Op de zondagochtend van 17 maart struinde ik met beide dichters langs enkele muurgedichten in Tilburg. We ontmoetten Jasper Mikkers op het Helga Deen-plein, waar Mikkers meer vertelde over zijn gedicht. Op maandag 18 maart kwamen we met dichter-performer Nick J. Swart, kunstenaar Hans Lodewijkx en theatermaker Marja van Trier samen in de LocHal voor een kennismaking en een workshop vertaling. De esthetische raakvlakken waren de gedichtenserie ‘Liefde- en ruimteleer’ van Mikkers, de ‘On-Site Poetry’ van Swarth en ‘Het beloofde land: een ontdekkingsreis’, grote banieren met foto’s van het Marsoppervlak, van Lodewijkx. Bovenstaande vertalingen van Mikkers vormen een voorproefje van meer uit deze workshop. (Carina van der Walt)
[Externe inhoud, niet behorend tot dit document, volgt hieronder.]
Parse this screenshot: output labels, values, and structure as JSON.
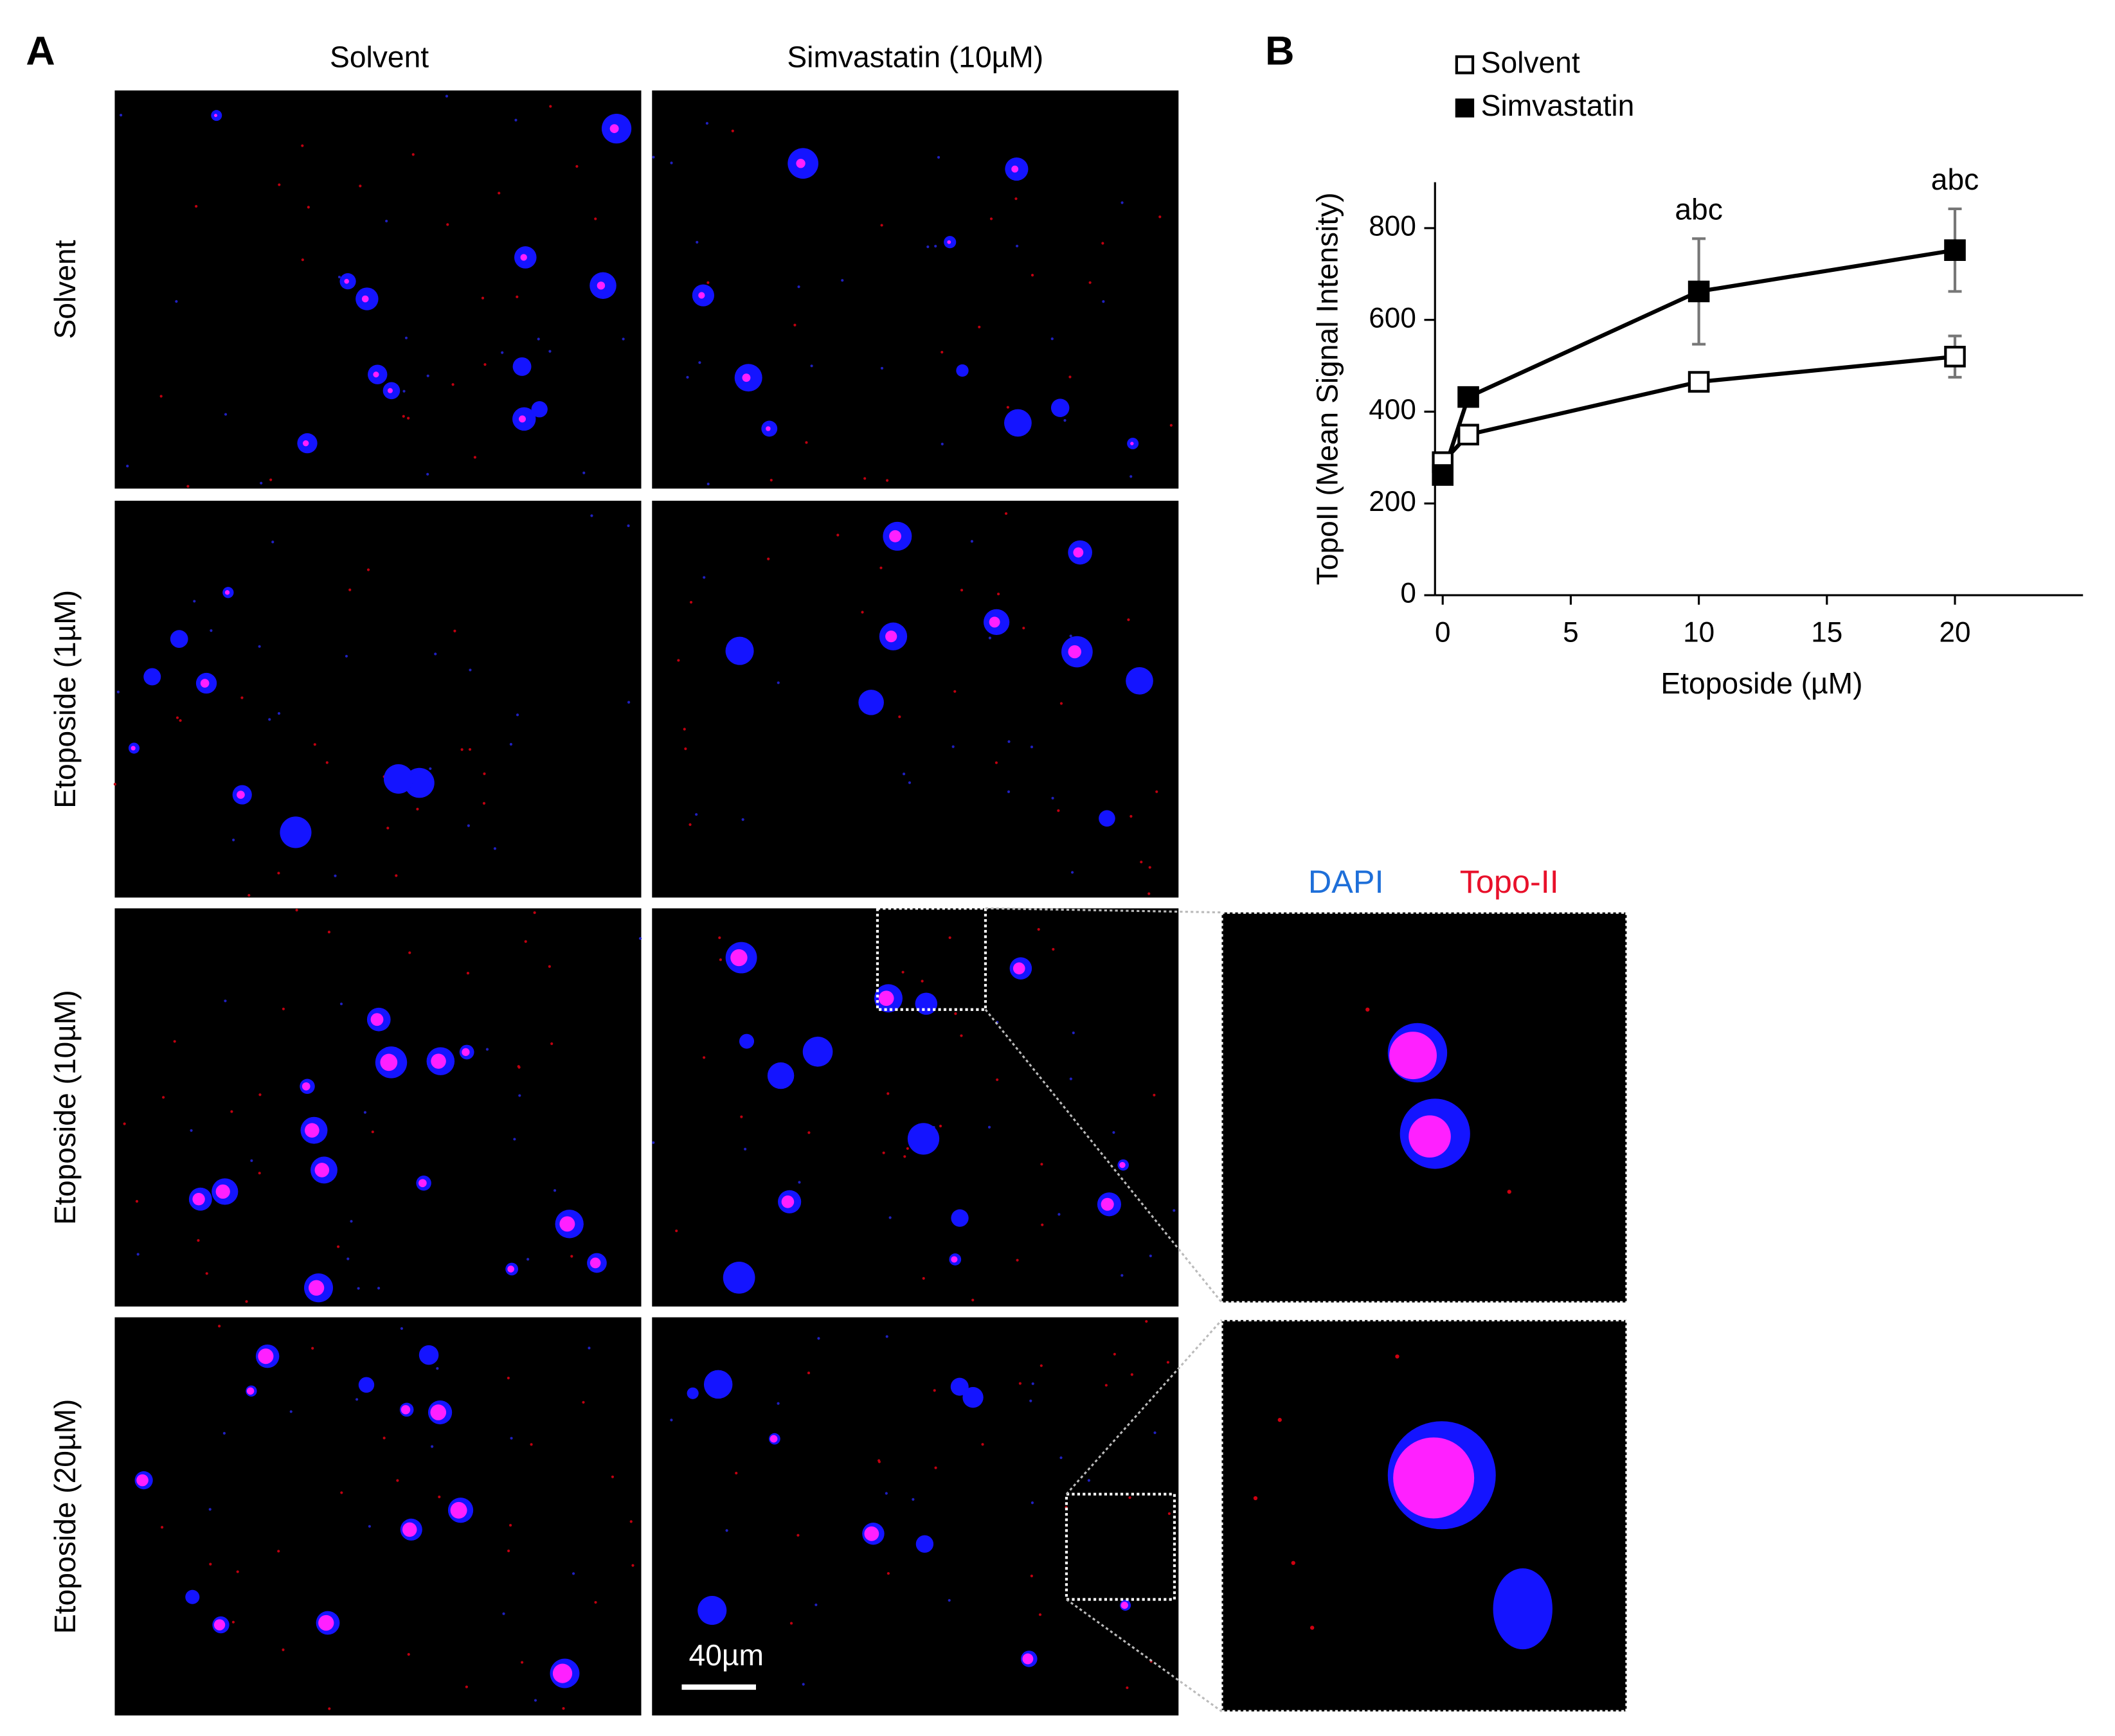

Alwyn Roux, Weerskyn. Gedigte. Pretoria: Protea Boekhuis 2024,
96 pp., ISBN 978-1-4853-1543-8, pb.
Tom Dreyer, Nou in infrarooi. Gedigte. Kaapstad: Kwela Boeke 2023,
80 pp., ISBN 978-0-7957-1072-8, pb.
Jasper Mikkers (Oerle 1948) is schrijver en dichter en woont en werkt in Tilburg. In 1974 debuteerde hij onder de naam Tymen Trolsky. Onder die naam werd hij snel een bekend en gevierd dichter, maar nadat zijn echte naam bekend werd, bleef het geruime tijd stil. In 1990 trad hij opnieuw naar buiten, nu onder zijn eigen naam, maar soms ook nog als Tymen Trolsky, In 2013-2014 was hij stadsdichter. Momenteel werkt hij aan de romancyclus Het Wolfsbit.